While £19 billion was wasted on the Afghan war, the Con-Dem government carried out massive austerity cuts at home. And despite the US pouring in $104 billion over the last decade with promises of aid and development, Afghanistan remains one of the poorest countries in the world.

Half of the country’s children are acutely malnourished. The few faltering steps towards improving women’s rights, including schooling for females, are under attack and being rolled back. In 2011, development agencies declared Afghanistan the most dangerous country in the world for women.

The only real ‘success’ story is the opium poppy crop, which last year reached a record high, worth $3 billion!

Imperialist aims

The truth is that the lives of Afghans and soldiers are just so much ‘collateral damage’ to the western powers. The main motivations behind imperialism’s bloody actions in Afghanistan were securing a military foothold and influence in the strategic and energy-rich region.

With overwhelming firepower, the US-led ‘coalition’ quickly removed the reactionary Taliban regime in 2001 (whose origins were to be found in the west’s arming and financing of the mujahedeen fighters against Soviet Union occupation in the 1980s). But they failed to suppress general Afghan opposition to foreign occupation or the Taliban’s subsequent armed revolt.

The Hamid Karzi regime – reviled by the majority of Afghans as corrupt, brutal and nothing more than a western puppet – was isolated in heavily militarised Kabul.

Realising that it was impossible to subdue the population and that Taliban armed attacks would only escalate as long as occupation continued, the western powers announced troop withdrawals and engineered new elections.

But the heavily rigged elections threatened a bloody conflict along ethnic lines after Ashraf Ghani Ahmadzi, a former World Bank economist, and Abdullah Abdullah, a former foreign minister in Karzai’s discredited regime, both claimed victory.

US Secretary of State John Kerry recently forced the two candidates to accept a ‘national unity’ government or face the cutting off of aid.

Like British imperialism’s three previous wars in Afghanistan in the 19th and early 20th century, this latest war also ended in disaster and ignominy for the US and Britain, exposing the limits of their power. But the fighting is not over.

Helmand and Nimroz provinces, which British forces had special responsibility for, are amongst the most violent parts of the country, with over 200 Afghan soldiers and 500 policemen killed this year alone.

Kerry insisted President Ghani sign a pact to allow 12,000 Nato troops, including British ‘special forces’, to stay in the country to train the Afghan army. Air strikes, drone attacks and special forces operations to ‘defend’ the pro-western regime will continue.
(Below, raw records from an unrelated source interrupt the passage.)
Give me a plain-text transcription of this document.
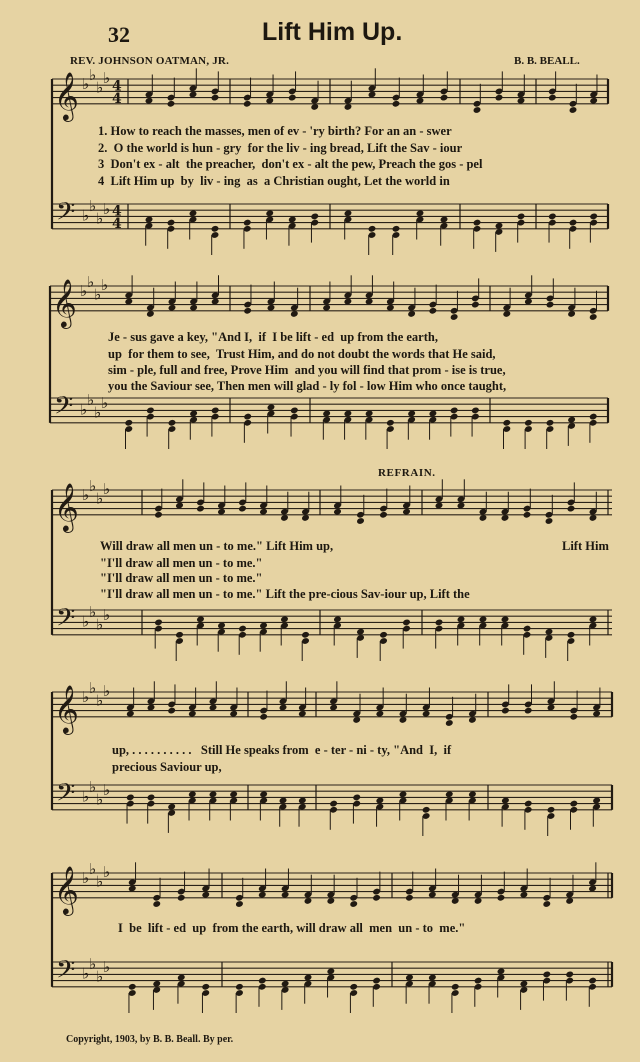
32	Lift Him Up.
REV. JOHNSON OATMAN, JR.	B. B. BEALL.
𝄞
𝄢
♭
♭
♭
♭
♭
♭
♭
♭
4
4
4
4
𝄞
𝄢
♭
♭
♭
♭
♭
♭
♭
♭
𝄞
𝄢
♭
♭
♭
♭
♭
♭
♭
♭
𝄞
𝄢
♭
♭
♭
♭
♭
♭
♭
♭
𝄞
𝄢
♭
♭
♭
♭
♭
♭
♭
♭
1. How to reach the masses, men of ev - 'ry birth? For an an - swer
2.  O the world is hun - gry  for the liv - ing bread, Lift the Sav - iour
3  Don't ex - alt  the preacher,  don't ex - alt the pew, Preach the gos - pel
4  Lift Him up  by  liv - ing  as  a Christian ought, Let the world in
Je - sus gave a key, "And I,  if  I be lift - ed  up from the earth,
up  for them to see,  Trust Him, and do not doubt the words that He said,
sim - ple, full and free, Prove Him  and you will find that prom - ise is true,
you the Saviour see, Then men will glad - ly fol - low Him who once taught,
REFRAIN.
Will draw all men un - to me." Lift Him up,	Lift Him
"I'll draw all men un - to me."
"I'll draw all men un - to me."
"I'll draw all men un - to me." Lift the pre-cious Sav-iour up, Lift the
up, . . . . . . . . . .   Still He speaks from  e - ter - ni - ty, "And  I,  if
precious Saviour up,
I  be  lift - ed  up  from the earth, will draw all  men  un - to  me."
Copyright, 1903, by B. B. Beall. By per.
The formal end of this catastrophic war underscores the fact that only the Afghan masses themselves, with the active solidarity of working people everywhere, can transform their appalling conditions and realise genuine peace, democracy and prosperity.

The formation of strong inde-pendent organisations, with pro-worker and poor polices, can contest corrupt warlords and the reactionary Taliban. But they can also expel imperialism, creating a socialist society, as part of a socialist federation of the region.